Donald Trump’s Economic Plan Is Straight-Up Trickle Down Nonsense

This guy is running for president. Don't worry! He probably owns a tie.

This guy is running for president. Don’t worry! He probably owns a tie.

Evan McMullin is running for president as an anti-Trump independent candidate. Who the hell is Evan McMullin? Well, he’s a Republican who gave a TED Talk once. That’s about all we know. McKay Coppins at BuzzFeed writes:

He has never held elective office before and has spent most of his career as a CIA officer, according to his LinkedIn page. Young and unmarried, McMullin received an MBA at Wharton in 2011, and after a stint at Goldman Sachs, went to work as a policy wonk on Capitol Hill.

Unlike National Review writer David French, another conservative courted by anti-Trump Republicans to launch a long-shot third-party bid, McMullin has virtually no public profile. He doesn’t appear regularly on television, and has just 135 followers on Twitter. His most recent high-profile appearance seems to have been a TEDx talk about genocide he gave at London Business School in April. He also delivered a speech in May about the future of the Republican Party.

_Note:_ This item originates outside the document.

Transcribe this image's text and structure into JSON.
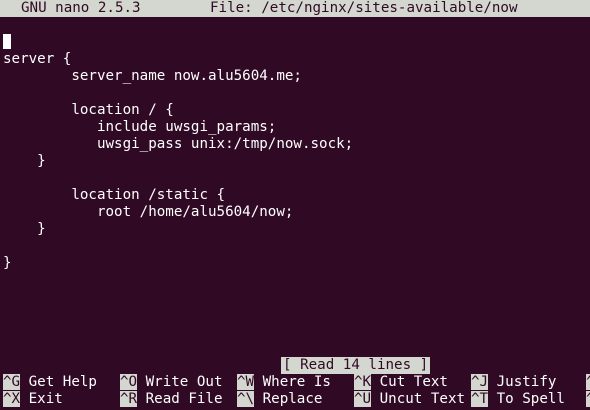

McMullin won’t be able to make it on the ballot in many states, but operatives hope he’ll move the needle, especially, in Utah. (McMullin is a Brigham Young University graduate, and polling indicates that Mormons are very uncomfortable with Trump.) He can’t win the electoral college because he’s missed so many state filing deadlines, but McMullin at least represents a mainstream Republican for anti-Trump mainstream Republicans to vote for.

Let’s take a look at McMullin’s campaign website to see where he stands on the economy. His economic plan is made up of four sentences. First sentence: “America should be the best place in the world for innovation, entrepreneurship and opportunity.” Okay! We agree. Next sentence: “We must reform a system that too often benefits the politically connected and the corporate elite, while leaving too many Americans behind.” Also true. Economic inequality is out of control. We’re halfway through the statement and we’re in total agreement!

So what’s next? “Our tax code should be lean, simple and encourage investment here at home.” Hmmm. See, on the surface, we agree with being simple and encouraging investment at home, but the proposition of a simple tax code from a Republican-identifying candidate often results in tax breaks for the wealthy (and since McMullin worked at Goldman Sachs, it seems pretty easy to predict where his loyalties would lie.) So I agree with some of the spirit of that sentence, but I disagree with what I believe to be the sentiment behind it. And then, this: “Government regulations should be reduced to foster a dynamic economy.” Ugh. Another Republican who blames regulations for murdering growth.  It’s just not true. It doesn’t happen. Regulations create jobs.

So I was looking at McMullin’s economic plan—what little there is of it—at the same time that the internet was reacting to Donald Trump’s economic speech. And barring some of his signature bombastic rhetoric on trade—somehow, China is going to rain down money on the US because Trump is good at deals, I guess—Trump’s economic plan is the same trickle-down baloney that Mitt Romney served. It’s basically the same as John McCain’s plan, which was the same as George W. Bush’s plan.

What Trump is demanding is the usual conservative boilerplate: tax cuts for the rich and deregulation for the powerful. He’s calling for a moratorium on financial regulations and a repeal of the estate tax, which would of course directly benefit all Trump’s children. And in case you worry about those conservative threats that the so-called “death tax” will mean your children won’t receive their inheritance after you pass away, Bloomberg makes it very clear that currently the estate tax “applies only to estates larger than $5.45 million for individuals and $10.9 million for couples.”  So we’re not talking about modest one-bedroom homes being seized by Uncle Sam, here.

The most remarkable thing about Trump’s economic plan, to me, is how conventional it is: promises of cutting taxes for small business sound like Mitt Romney’s small business plan, which actually benefitted large corporations at the expense of small business. Promises to help the middle and working classes grow are supposedly spurred by tax cuts for the rich and deregulation for big business. For a candidate as aggressively un-mainstream as Trump, this is a boring, mainstream Republican plan—the same philosophy that guided George W. Bush until his bad policies exploded the economy in 2008. I’m willing to bet that when we hear more specifics from McMullin’s economic plan, in fact, we’ll learn that he and Trump are pushing roughly the exact same policy. Some independent candidate he turned out to be.